- Born: Katherine Haines Freeman
- Education: Wellesley College; Indiana University, Bloomington;
- Scientific career
- Workplaces: Pennsylvania State University;
- Thesis: The carbon isotopic compositions of individual compounds from ancient and modern depositional environments (1991)
- Doctoral advisor: John M. Hayes
- Doctoral students: Jennifer Eigenbrode
- Other notable students: Post-docs: Yongsong Huang;
- Website: www.geosc.psu.edu/academic-faculty/freeman-katherine

= Katherine H. Freeman =

American earth scientist

Katherine Haines Freeman is the Evan Pugh University Professor of Geosciences at Pennsylvania State University
and a co-editor of the peer-reviewed scientific journal, Annual Review of Earth and Planetary Sciences.
Her research interests are organic geochemistry, isotopic biogeochemistry, paleoclimate and astrobiology.

==Academic background==
In 1984 Wellesley College awarded Freeman her B.A. in geology and classical civilization.
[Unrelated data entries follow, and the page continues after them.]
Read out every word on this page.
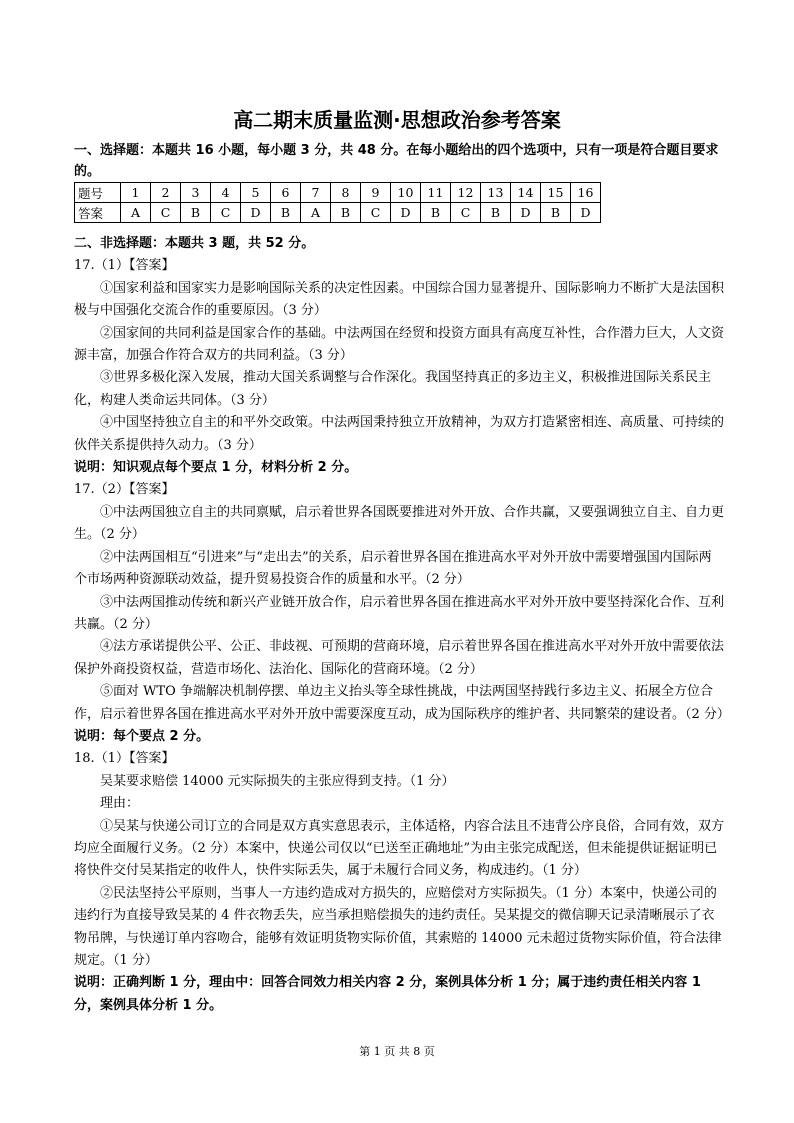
高二期末质量监测·思想政治参考答案
一、选择题：本题共 16 小题，每小题 3 分，共 48 分。在每小题给出的四个选项中，只有一项是符合题目要求的。
题号	1	2	3	4	5	6	7	8	9	10	11	12	13	14	15	16
答案	A	C	B	C	D	B	A	B	C	D	B	C	B	D	B	D

二、非选择题：本题共 3 题，共 52 分。

17.（1）【答案】

①国家利益和国家实力是影响国际关系的决定性因素。中国综合国力显著提升、国际影响力不断扩大是法国积极与中国强化交流合作的重要原因。（3 分）

②国家间的共同利益是国家合作的基础。中法两国在经贸和投资方面具有高度互补性，合作潜力巨大，人文资源丰富，加强合作符合双方的共同利益。（3 分）

③世界多极化深入发展，推动大国关系调整与合作深化。我国坚持真正的多边主义，积极推进国际关系民主化，构建人类命运共同体。（3 分）

④中国坚持独立自主的和平外交政策。中法两国秉持独立开放精神，为双方打造紧密相连、高质量、可持续的伙伴关系提供持久动力。（3 分）

说明：知识观点每个要点 1 分，材料分析 2 分。

17.（2）【答案】

①中法两国独立自主的共同禀赋，启示着世界各国既要推进对外开放、合作共赢，又要强调独立自主、自力更生。（2 分）

②中法两国相互“引进来”与“走出去”的关系，启示着世界各国在推进高水平对外开放中需要增强国内国际两个市场两种资源联动效益，提升贸易投资合作的质量和水平。（2 分）

③中法两国推动传统和新兴产业链开放合作，启示着世界各国在推进高水平对外开放中要坚持深化合作、互利共赢。（2 分）

④法方承诺提供公平、公正、非歧视、可预期的营商环境，启示着世界各国在推进高水平对外开放中需要依法保护外商投资权益，营造市场化、法治化、国际化的营商环境。（2 分）

⑤面对 WTO 争端解决机制停摆、单边主义抬头等全球性挑战，中法两国坚持践行多边主义、拓展全方位合作，启示着世界各国在推进高水平对外开放中需要深度互动，成为国际秩序的维护者、共同繁荣的建设者。（2 分）

说明：每个要点 2 分。

18.（1）【答案】

吴某要求赔偿 14000 元实际损失的主张应得到支持。（1 分）

理由：

①吴某与快递公司订立的合同是双方真实意思表示，主体适格，内容合法且不违背公序良俗，合同有效，双方均应全面履行义务。（2 分）本案中，快递公司仅以“已送至正确地址”为由主张完成配送，但未能提供证据证明已将快件交付吴某指定的收件人，快件实际丢失，属于未履行合同义务，构成违约。（1 分）

②民法坚持公平原则，当事人一方违约造成对方损失的，应赔偿对方实际损失。（1 分）本案中，快递公司的违约行为直接导致吴某的 4 件衣物丢失，应当承担赔偿损失的违约责任。吴某提交的微信聊天记录清晰展示了衣物吊牌，与快递订单内容吻合，能够有效证明货物实际价值，其索赔的 14000 元未超过货物实际价值，符合法律规定。（1 分）

说明：正确判断 1 分，理由中：回答合同效力相关内容 2 分，案例具体分析 1 分；属于违约责任相关内容 1 分，案例具体分析 1 分。

第 1 页 共 8 页
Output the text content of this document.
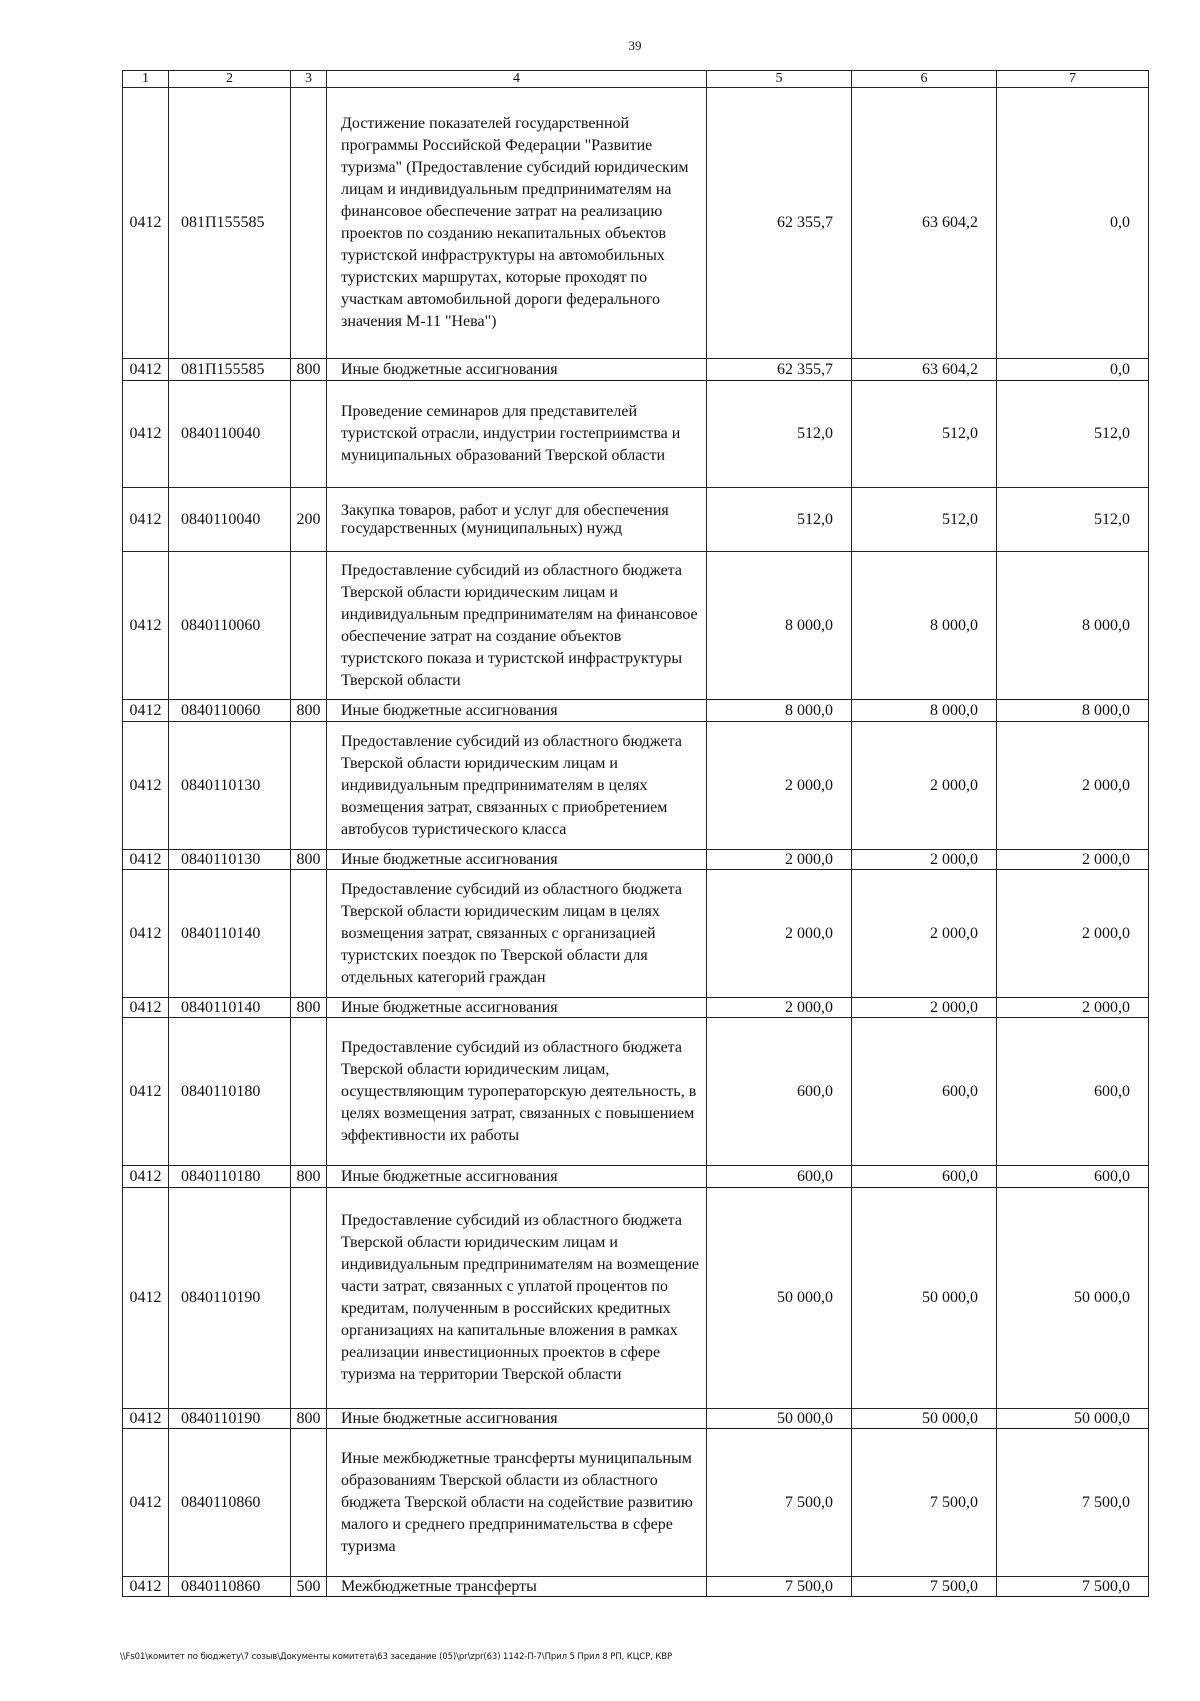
39
1	2	3	4	5	6	7
0412	081П155585		Достижение показателей государственной программы Российской Федерации "Развитие туризма" (Предоставление субсидий юридическим лицам и индивидуальным предпринимателям на финансовое обеспечение затрат на реализацию проектов по созданию некапитальных объектов туристской инфраструктуры на автомобильных туристских маршрутах, которые проходят по участкам автомобильной дороги федерального значения М-11 "Нева")	62 355,7	63 604,2	0,0
0412	081П155585	800	Иные бюджетные ассигнования	62 355,7	63 604,2	0,0
0412	0840110040		Проведение семинаров для представителей туристской отрасли, индустрии гостеприимства и муниципальных образований Тверской области	512,0	512,0	512,0
0412	0840110040	200	Закупка товаров, работ и услуг для обеспечения государственных (муниципальных) нужд	512,0	512,0	512,0
0412	0840110060		Предоставление субсидий из областного бюджета Тверской области юридическим лицам и индивидуальным предпринимателям на финансовое обеспечение затрат на создание объектов туристского показа и туристской инфраструктуры Тверской области	8 000,0	8 000,0	8 000,0
0412	0840110060	800	Иные бюджетные ассигнования	8 000,0	8 000,0	8 000,0
0412	0840110130		Предоставление субсидий из областного бюджета Тверской области юридическим лицам и индивидуальным предпринимателям в целях возмещения затрат, связанных с приобретением автобусов туристического класса	2 000,0	2 000,0	2 000,0
0412	0840110130	800	Иные бюджетные ассигнования	2 000,0	2 000,0	2 000,0
0412	0840110140		Предоставление субсидий из областного бюджета Тверской области юридическим лицам в целях возмещения затрат, связанных с организацией туристских поездок по Тверской области для отдельных категорий граждан	2 000,0	2 000,0	2 000,0
0412	0840110140	800	Иные бюджетные ассигнования	2 000,0	2 000,0	2 000,0
0412	0840110180		Предоставление субсидий из областного бюджета Тверской области юридическим лицам, осуществляющим туроператорскую деятельность, в целях возмещения затрат, связанных с повышением эффективности их работы	600,0	600,0	600,0
0412	0840110180	800	Иные бюджетные ассигнования	600,0	600,0	600,0
0412	0840110190		Предоставление субсидий из областного бюджета Тверской области юридическим лицам и индивидуальным предпринимателям на возмещение части затрат, связанных с уплатой процентов по кредитам, полученным в российских кредитных организациях на капитальные вложения в рамках реализации инвестиционных проектов в сфере туризма на территории Тверской области	50 000,0	50 000,0	50 000,0
0412	0840110190	800	Иные бюджетные ассигнования	50 000,0	50 000,0	50 000,0
0412	0840110860		Иные межбюджетные трансферты муниципальным образованиям Тверской области из областного бюджета Тверской области на содействие развитию малого и среднего предпринимательства в сфере туризма	7 500,0	7 500,0	7 500,0
0412	0840110860	500	Межбюджетные трансферты	7 500,0	7 500,0	7 500,0
\\Fs01\комитет по бюджету\7 созыв\Документы комитета\63 заседание (05)\pr\zpr(63) 1142-П-7\Прил 5 Прил 8 РП, КЦСР, КВР
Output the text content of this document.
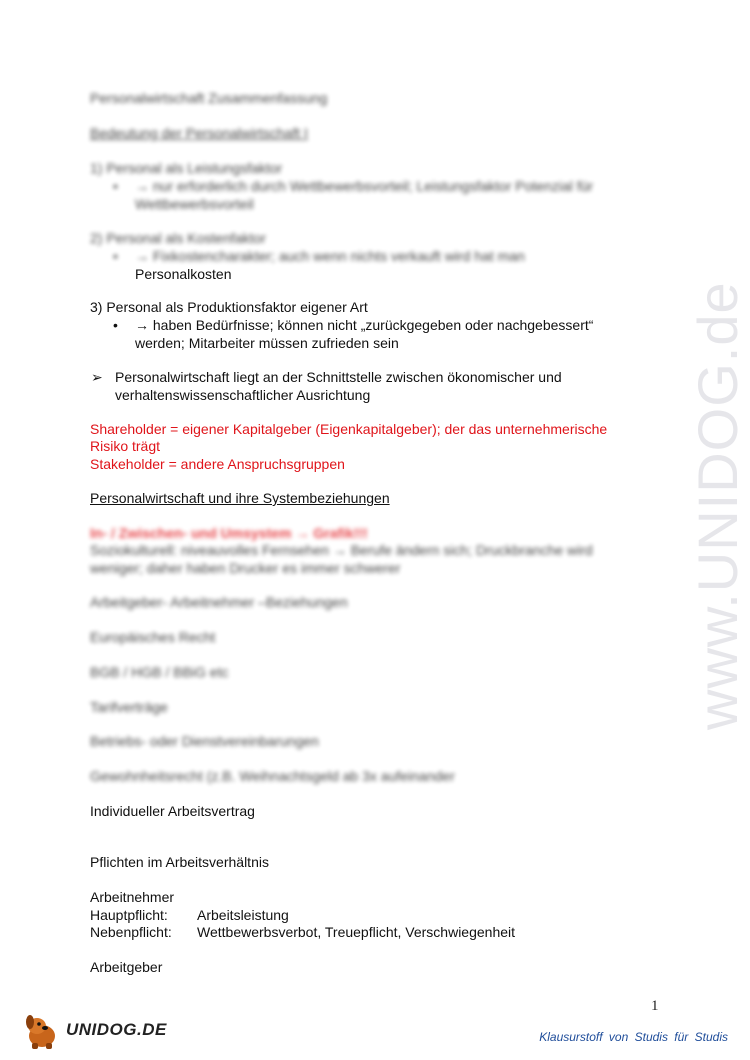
www.UNIDOG.de
Personalwirtschaft Zusammenfassung
Bedeutung der Personalwirtschaft I
1) Personal als Leistungsfaktor
• → nur erforderlich durch Wettbewerbsvorteil; Leistungsfaktor Potenzial für
Wettbewerbsvorteil
2) Personal als Kostenfaktor
• → Fixkostencharakter; auch wenn nichts verkauft wird hat man
Personalkosten
3) Personal als Produktionsfaktor eigener Art
• → haben Bedürfnisse; können nicht „zurückgegeben oder nachgebessert“
werden; Mitarbeiter müssen zufrieden sein
➢ Personalwirtschaft liegt an der Schnittstelle zwischen ökonomischer und
verhaltenswissenschaftlicher Ausrichtung
Shareholder = eigener Kapitalgeber (Eigenkapitalgeber); der das unternehmerische
Risiko trägt
Stakeholder = andere Anspruchsgruppen
Personalwirtschaft und ihre Systembeziehungen
In- / Zwischen- und Umsystem → Grafik!!!
Soziokulturell: niveauvolles Fernsehen → Berufe ändern sich; Druckbranche wird
weniger; daher haben Drucker es immer schwerer
Arbeitgeber- Arbeitnehmer –Beziehungen
Europäisches Recht
BGB / HGB / BBiG etc
Tarifverträge
Betriebs- oder Dienstvereinbarungen
Gewohnheitsrecht (z.B. Weihnachtsgeld ab 3x aufeinander
Individueller Arbeitsvertrag
Pflichten im Arbeitsverhältnis
Arbeitnehmer
Hauptpflicht: Arbeitsleistung
Nebenpflicht: Wettbewerbsverbot, Treuepflicht, Verschwiegenheit
Arbeitgeber
1
UNIDOG.DE	Klausurstoff von Studis für Studis
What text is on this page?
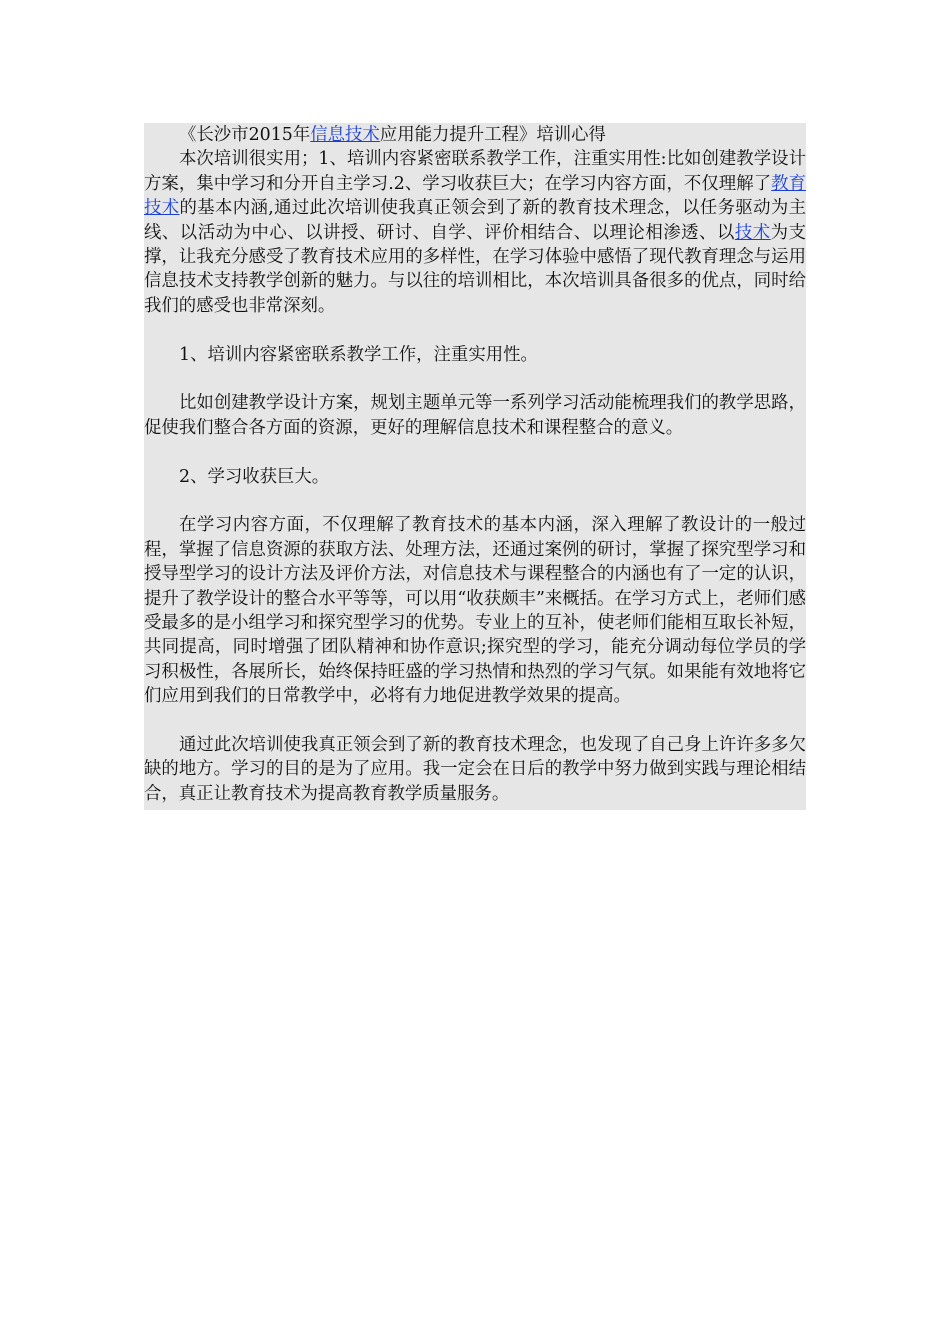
《长沙市2015年信息技术应用能力提升工程》培训心得

本次培训很实用；1、培训内容紧密联系教学工作，注重实用性:比如创建教学设计方案，集中学习和分开自主学习.2、学习收获巨大；在学习内容方面，不仅理解了教育技术的基本内涵,通过此次培训使我真正领会到了新的教育技术理念，以任务驱动为主线、以活动为中心、以讲授、研讨、自学、评价相结合、以理论相渗透、以技术为支撑，让我充分感受了教育技术应用的多样性，在学习体验中感悟了现代教育理念与运用信息技术支持教学创新的魅力。与以往的培训相比，本次培训具备很多的优点，同时给我们的感受也非常深刻。

1、培训内容紧密联系教学工作，注重实用性。

比如创建教学设计方案，规划主题单元等一系列学习活动能梳理我们的教学思路，促使我们整合各方面的资源，更好的理解信息技术和课程整合的意义。

2、学习收获巨大。

在学习内容方面，不仅理解了教育技术的基本内涵，深入理解了教设计的一般过程，掌握了信息资源的获取方法、处理方法，还通过案例的研讨，掌握了探究型学习和授导型学习的设计方法及评价方法，对信息技术与课程整合的内涵也有了一定的认识，提升了教学设计的整合水平等等，可以用“收获颇丰”来概括。在学习方式上，老师们感受最多的是小组学习和探究型学习的优势。专业上的互补，使老师们能相互取长补短，共同提高，同时增强了团队精神和协作意识;探究型的学习，能充分调动每位学员的学习积极性，各展所长，始终保持旺盛的学习热情和热烈的学习气氛。如果能有效地将它们应用到我们的日常教学中，必将有力地促进教学效果的提高。

通过此次培训使我真正领会到了新的教育技术理念，也发现了自己身上许许多多欠缺的地方。学习的目的是为了应用。我一定会在日后的教学中努力做到实践与理论相结合，真正让教育技术为提高教育教学质量服务。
At Indiana University, Bloomington she obtained her M.S. (1989) and Ph.D. (1991) in geology under the direction of John M. Hayes. Freeman then did a postdoc at the Skidaway Institute of Oceanography (Savannah, Georgia) in 1990-91, and subsequently joined Pennsylvania State University in 1991. Freeman was appointed a Distinguished Professor in 2015 and later an Evan Pugh University Professor in 2016 by Penn State. An Evan Pugh University professorship is the highest honor that Pennsylvania State University can bestowed on a member of its faculty.

==Awards==
Freeman is a fellow of the American Geophysical Union (2013), The Geochemical Society and European Association of Geochemistry (2011), American Academy of Microbiology (2011), John Simon Guggenheim Memorial Foundation (2010), Geological Society of America (2007), and Canadian Institute for Advanced Research (2001). She was awarded the Heinz A. Lowenstam Science Innovation Award in 2012 from the European Association of Geochemistry. Her paper titled "Water, plants, and early human habitats in eastern Africa" earned the 2012 Cozzarelli Prize for Physical and Mathematical Sciences. She was elected to membership in the National Academy of Sciences in 2013. She received the 2017 Alfred Treibs Award from the Geochemical Society for her contributions to organic geochemistry. Freeman was also awarded the Nemmers Prize in Earth Sciences in 2020 for her significant contributions to the field of stable isotope geochemistry.